In February 2015, 38 Greater Manchester leaders in NHS provider trusts, GPs practices, North West Ambulance Service, Greater Manchester Fire and Rescue, all ten Councils and twelve CCGs signed a historic agreement for the devolution of £6bn of NHS resources to be shaped around the specific needs of the 2.8 million residents of Greater Manchester.
Since that date we have been taking charge together to radically transform all aspects of health and social care across our conurbation. For the first time, we have closed the financial gap between what NHS providers say they need each year to run safe, viable services and what CCGs say they have the resources to fund.
It is quite simply the single biggest shake up of public services I have ever witnessed. Here in Wigan, our local plan is based on The Wigan Deal; an asset-based demand-reduction model that cuts across all our services from social care to parks and open spaces and everything in between.
- The Wigan Deal
- New from SCIE. Total transformation: Creating the five year forward view for social care
We started five years ago and have been pushing it relentlessly across adult social care and all ours and partners services. So far we have reduced our council budgets by over £100 million whilst improving services and improving resident and staff satisfaction. All of our 4,500 front line staff are trained in ethnographic approaches and how to have strengths based conversations with residents and communities. This is as true for a homecare worker as for a children’s social worker or a housing benefits assessor.
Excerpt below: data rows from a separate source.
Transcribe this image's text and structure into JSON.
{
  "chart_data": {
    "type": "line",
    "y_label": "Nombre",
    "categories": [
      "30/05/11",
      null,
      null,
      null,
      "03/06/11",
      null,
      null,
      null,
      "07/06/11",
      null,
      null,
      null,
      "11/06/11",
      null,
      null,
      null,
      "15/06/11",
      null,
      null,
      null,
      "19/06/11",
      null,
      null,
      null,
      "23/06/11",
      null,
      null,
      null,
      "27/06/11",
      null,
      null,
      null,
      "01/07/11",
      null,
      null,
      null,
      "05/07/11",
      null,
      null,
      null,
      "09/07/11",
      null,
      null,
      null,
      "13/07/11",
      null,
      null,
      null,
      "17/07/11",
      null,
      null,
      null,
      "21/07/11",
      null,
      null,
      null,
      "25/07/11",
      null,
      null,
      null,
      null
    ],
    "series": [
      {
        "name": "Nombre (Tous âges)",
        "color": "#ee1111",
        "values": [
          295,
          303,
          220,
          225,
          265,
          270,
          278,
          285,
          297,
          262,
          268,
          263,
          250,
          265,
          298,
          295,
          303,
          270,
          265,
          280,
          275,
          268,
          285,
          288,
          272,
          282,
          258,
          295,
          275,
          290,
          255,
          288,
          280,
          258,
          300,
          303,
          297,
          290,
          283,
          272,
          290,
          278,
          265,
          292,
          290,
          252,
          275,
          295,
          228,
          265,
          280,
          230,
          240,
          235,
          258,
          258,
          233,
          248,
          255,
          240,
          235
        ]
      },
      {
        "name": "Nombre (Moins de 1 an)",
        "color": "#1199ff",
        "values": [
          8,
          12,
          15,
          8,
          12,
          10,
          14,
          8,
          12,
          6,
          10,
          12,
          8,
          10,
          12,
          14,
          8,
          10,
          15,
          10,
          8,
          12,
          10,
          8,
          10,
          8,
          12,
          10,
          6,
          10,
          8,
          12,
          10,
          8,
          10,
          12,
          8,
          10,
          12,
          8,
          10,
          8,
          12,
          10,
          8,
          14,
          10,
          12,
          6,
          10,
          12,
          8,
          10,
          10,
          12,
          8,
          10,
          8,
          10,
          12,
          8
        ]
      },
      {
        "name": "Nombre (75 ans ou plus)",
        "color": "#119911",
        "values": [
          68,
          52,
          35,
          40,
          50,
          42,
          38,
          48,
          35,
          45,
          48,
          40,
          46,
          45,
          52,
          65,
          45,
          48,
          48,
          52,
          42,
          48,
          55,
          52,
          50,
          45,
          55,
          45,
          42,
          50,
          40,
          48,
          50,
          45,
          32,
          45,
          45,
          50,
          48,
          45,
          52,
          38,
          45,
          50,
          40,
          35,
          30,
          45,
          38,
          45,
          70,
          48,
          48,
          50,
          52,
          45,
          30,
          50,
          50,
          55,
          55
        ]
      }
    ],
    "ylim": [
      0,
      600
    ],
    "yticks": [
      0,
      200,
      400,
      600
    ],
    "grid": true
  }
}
The Deal is our plan of plans. It is our budget strategy. It is a single unifying philosophy that holds everything we and our partners do to make families and communities self-reliant whilst taking out systemic waste. As we shrink as a council, we have invested 7.5 million into the community to grow our brilliant social enterprises and community projects that reach the parts we can’t reach.
- Wigan: The Deal for Adult Social Care and Wellbeing
- SCIE resource: Integrated health and social care
Our Deal for Adults Social Care connects residents into cheaper, better community organisations whilst we close municipal ineffective day centres. Independence is built and institutionalisation tackled.
Last year we were one of the few adults social care budgets that balanced. We were also the 'Best Companies best council to work for' nationally with the biggest increase in staff engagement and happiness in our adult social care team. We even have the private care providers buying into the asset based approach along with GP practices, schools, the hospital and Bridgewater our Community provider and Five Boroughs our mental health provider.
Last year when my Mum was discharged from hospital just before she died at home (not in Wigan) 22 well-meaning representatives of the NHS and social care came to visit her at home on the same day. Only one of them had an asset-based conversation with her, called her Mary and asked about her six grandchildren. She was the person my Mum connected with on a human to human level. She wasn’t viewed as a unit of need but as a unique person with gifts, talents and interests.
We are passionate about our DEAL philosophy and keen to work with others to turn this into the social movement this needs to become if we are to rid the NHS and social care of the tick box, 'no further action' passing of risk we need to achieve.